Dans un premier temps il faut inspirer une nouvelle éthique de la consommation mais ne pas tarder à la réguler et soutenir une sortie rapide des énergies fossiles. La consommation responsable passe d’abord par une consommation locale.
De très nombreuses personnes n’ont jamais pris l’avion, et pas mal d’entre elles n’ont même pas de GSM, ni même de connexion électronique. Pourtant ils ne se préoccupent pas de savoir s’ils sont objecteurs de croissance.
Nous appelons à la renaissance du local par la relocalisation massive des activités, de notre alimentation, et de la consommation en général. Résoudre les nuisances du commerce international et s’affranchir des technologies qui nous empoisonnent insensiblement à l’instar de la grenouille qui se laisse surprendre dans la casserole du film d’Al Gore.

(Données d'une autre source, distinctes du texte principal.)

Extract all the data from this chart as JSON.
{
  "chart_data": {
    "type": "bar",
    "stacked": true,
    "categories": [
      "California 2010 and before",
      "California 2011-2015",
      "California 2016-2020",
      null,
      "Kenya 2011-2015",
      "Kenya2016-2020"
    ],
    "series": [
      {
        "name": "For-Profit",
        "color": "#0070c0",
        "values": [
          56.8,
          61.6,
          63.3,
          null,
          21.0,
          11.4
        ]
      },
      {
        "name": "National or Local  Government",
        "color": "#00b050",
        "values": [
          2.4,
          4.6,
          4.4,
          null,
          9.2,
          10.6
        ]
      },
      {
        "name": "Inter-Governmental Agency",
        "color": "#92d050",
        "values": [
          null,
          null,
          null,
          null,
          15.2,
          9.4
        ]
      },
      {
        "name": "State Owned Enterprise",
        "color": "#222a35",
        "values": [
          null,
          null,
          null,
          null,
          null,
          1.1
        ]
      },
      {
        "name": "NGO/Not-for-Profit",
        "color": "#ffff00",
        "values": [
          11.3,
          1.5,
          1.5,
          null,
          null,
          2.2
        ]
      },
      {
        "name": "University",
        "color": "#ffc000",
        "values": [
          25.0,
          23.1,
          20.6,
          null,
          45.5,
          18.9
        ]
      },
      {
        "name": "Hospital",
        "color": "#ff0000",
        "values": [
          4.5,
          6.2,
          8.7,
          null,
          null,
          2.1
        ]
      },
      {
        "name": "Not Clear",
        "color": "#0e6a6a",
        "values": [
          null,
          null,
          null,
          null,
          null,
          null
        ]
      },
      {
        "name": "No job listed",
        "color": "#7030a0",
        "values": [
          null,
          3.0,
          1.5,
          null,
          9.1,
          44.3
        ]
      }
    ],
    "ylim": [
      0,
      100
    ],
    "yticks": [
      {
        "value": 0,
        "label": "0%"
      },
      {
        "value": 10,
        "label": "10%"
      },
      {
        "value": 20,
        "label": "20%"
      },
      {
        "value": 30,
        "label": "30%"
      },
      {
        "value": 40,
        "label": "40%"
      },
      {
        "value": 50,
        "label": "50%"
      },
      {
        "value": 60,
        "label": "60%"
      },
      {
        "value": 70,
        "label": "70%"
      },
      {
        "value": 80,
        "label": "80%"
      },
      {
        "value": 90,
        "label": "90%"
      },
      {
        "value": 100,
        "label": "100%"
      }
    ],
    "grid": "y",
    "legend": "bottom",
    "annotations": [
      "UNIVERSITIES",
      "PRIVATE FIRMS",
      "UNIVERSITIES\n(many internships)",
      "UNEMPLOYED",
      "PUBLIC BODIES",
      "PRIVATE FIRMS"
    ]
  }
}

Les réseaux d’économie sociale et les petites entreprises peuvent organiser la récupération, la réutilisation et l’entretien de toutes sortes d’objets de consommation courante (vêtements, outillage, mobilier, vélo). Les liens de la communauté retrouvée et une inventivité décloisonnée feront le reste.
À la recherche de l’équilibre, pour partager et prendre le temps de la réflexion, les personnes interessées peuvent s’organiser dans de nombreuses associations ou plus ponctuellement ont pris le temps de la rencontre lors de la Démarche de l’après-croissance en juillet et août entre Maubeuge et Liège, qui a précèdé les troisièmes Etats généraux de la décroissance équitable du fin août à Royère de Vassivière, près de Limoges, en France.